Closed olessia closed 6 years ago

olessia commented 6 years ago

Remove event_timestamp spammy logging.
Fix kafka.max.pull.hrs confusing message
Add a wrapper log class that echoes to stdout so Splunk picks up the logs See staging output in Splunk

Closes https://github.com/Shopify/camus-project/issues/11 with the caveat that only some hand-picked important Camus longs will appear in Splunk.

dterror-zz commented 6 years ago

adds dedup too, intentional?

dterror-zz commented 6 years ago

So you're mapping debug -> info and error -> warn, intentional? We'll get all of the debug entries for these classes, are they not adding a lot of noise? You ran it in staging, so I'm half-assuming all answers will be all good, just asking anyway :)

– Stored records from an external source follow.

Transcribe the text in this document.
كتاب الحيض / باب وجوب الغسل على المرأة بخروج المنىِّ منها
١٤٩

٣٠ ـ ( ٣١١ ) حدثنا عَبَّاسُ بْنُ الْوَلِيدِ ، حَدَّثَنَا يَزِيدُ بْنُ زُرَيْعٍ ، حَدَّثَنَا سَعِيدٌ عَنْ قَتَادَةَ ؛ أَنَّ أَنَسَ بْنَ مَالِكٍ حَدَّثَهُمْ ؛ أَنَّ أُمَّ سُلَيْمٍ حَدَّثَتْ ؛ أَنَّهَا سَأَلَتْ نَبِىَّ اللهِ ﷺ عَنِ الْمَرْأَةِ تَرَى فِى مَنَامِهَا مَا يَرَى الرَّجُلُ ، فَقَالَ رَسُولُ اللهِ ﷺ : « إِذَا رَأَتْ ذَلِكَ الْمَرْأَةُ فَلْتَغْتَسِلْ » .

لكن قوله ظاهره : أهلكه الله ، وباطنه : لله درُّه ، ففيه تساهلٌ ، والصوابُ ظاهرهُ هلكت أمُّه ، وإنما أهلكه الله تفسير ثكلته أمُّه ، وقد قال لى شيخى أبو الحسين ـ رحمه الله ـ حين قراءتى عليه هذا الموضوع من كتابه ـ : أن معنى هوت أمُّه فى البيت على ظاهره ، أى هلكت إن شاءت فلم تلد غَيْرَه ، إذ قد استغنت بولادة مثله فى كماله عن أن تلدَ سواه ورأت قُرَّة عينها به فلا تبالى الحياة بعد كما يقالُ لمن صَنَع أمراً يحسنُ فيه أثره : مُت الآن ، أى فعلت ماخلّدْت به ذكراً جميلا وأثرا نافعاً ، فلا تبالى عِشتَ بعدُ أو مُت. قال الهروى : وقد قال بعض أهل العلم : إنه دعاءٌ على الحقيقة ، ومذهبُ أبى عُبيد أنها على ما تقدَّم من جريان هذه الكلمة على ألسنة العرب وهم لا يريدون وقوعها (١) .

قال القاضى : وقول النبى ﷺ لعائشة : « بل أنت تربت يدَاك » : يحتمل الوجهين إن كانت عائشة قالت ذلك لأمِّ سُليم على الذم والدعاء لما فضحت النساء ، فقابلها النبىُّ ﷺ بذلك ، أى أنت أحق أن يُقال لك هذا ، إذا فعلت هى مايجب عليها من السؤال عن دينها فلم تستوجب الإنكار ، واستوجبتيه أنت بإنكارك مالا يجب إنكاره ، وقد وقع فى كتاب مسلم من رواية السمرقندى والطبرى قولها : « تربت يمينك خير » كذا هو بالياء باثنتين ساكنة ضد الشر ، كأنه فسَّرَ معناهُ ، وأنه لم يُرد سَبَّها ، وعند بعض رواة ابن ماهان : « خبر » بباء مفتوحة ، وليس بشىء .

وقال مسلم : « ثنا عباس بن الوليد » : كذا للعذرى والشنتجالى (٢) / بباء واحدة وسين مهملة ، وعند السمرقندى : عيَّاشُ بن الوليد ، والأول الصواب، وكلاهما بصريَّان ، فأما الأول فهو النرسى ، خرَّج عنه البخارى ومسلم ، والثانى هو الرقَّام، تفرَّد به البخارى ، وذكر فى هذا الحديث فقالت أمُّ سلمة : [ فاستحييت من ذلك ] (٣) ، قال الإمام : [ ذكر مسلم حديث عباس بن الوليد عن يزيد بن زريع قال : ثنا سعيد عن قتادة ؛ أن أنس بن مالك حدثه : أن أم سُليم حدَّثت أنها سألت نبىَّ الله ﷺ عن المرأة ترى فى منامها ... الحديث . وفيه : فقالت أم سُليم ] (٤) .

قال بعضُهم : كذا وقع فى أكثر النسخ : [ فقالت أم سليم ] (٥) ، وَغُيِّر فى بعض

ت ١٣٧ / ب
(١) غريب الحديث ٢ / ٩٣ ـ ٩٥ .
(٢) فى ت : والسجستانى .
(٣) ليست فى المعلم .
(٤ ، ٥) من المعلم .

olessia commented 6 years ago

Ugh, thanks for catching that. And I think I will remove the debug printout. When I tested in staging I expected the debug to be there, but for the wrong reason. Will update the PR

olessia commented 6 years ago

To be honest, this is not a pretty solution. I'm going with what Hadoop book says:

Each task child process produces a logfile using log4j (called syslog), a file for data sent to standard out (stdout), and a file for standard error (stderr).

I've spent quite a bit of time trying to figure out how to redirect log4j, but to no result 😞 This is the next best thing from sprinkling printlns all over the place.

dterror-zz commented 6 years ago

I figured you'd done that. Next best thing is good enough.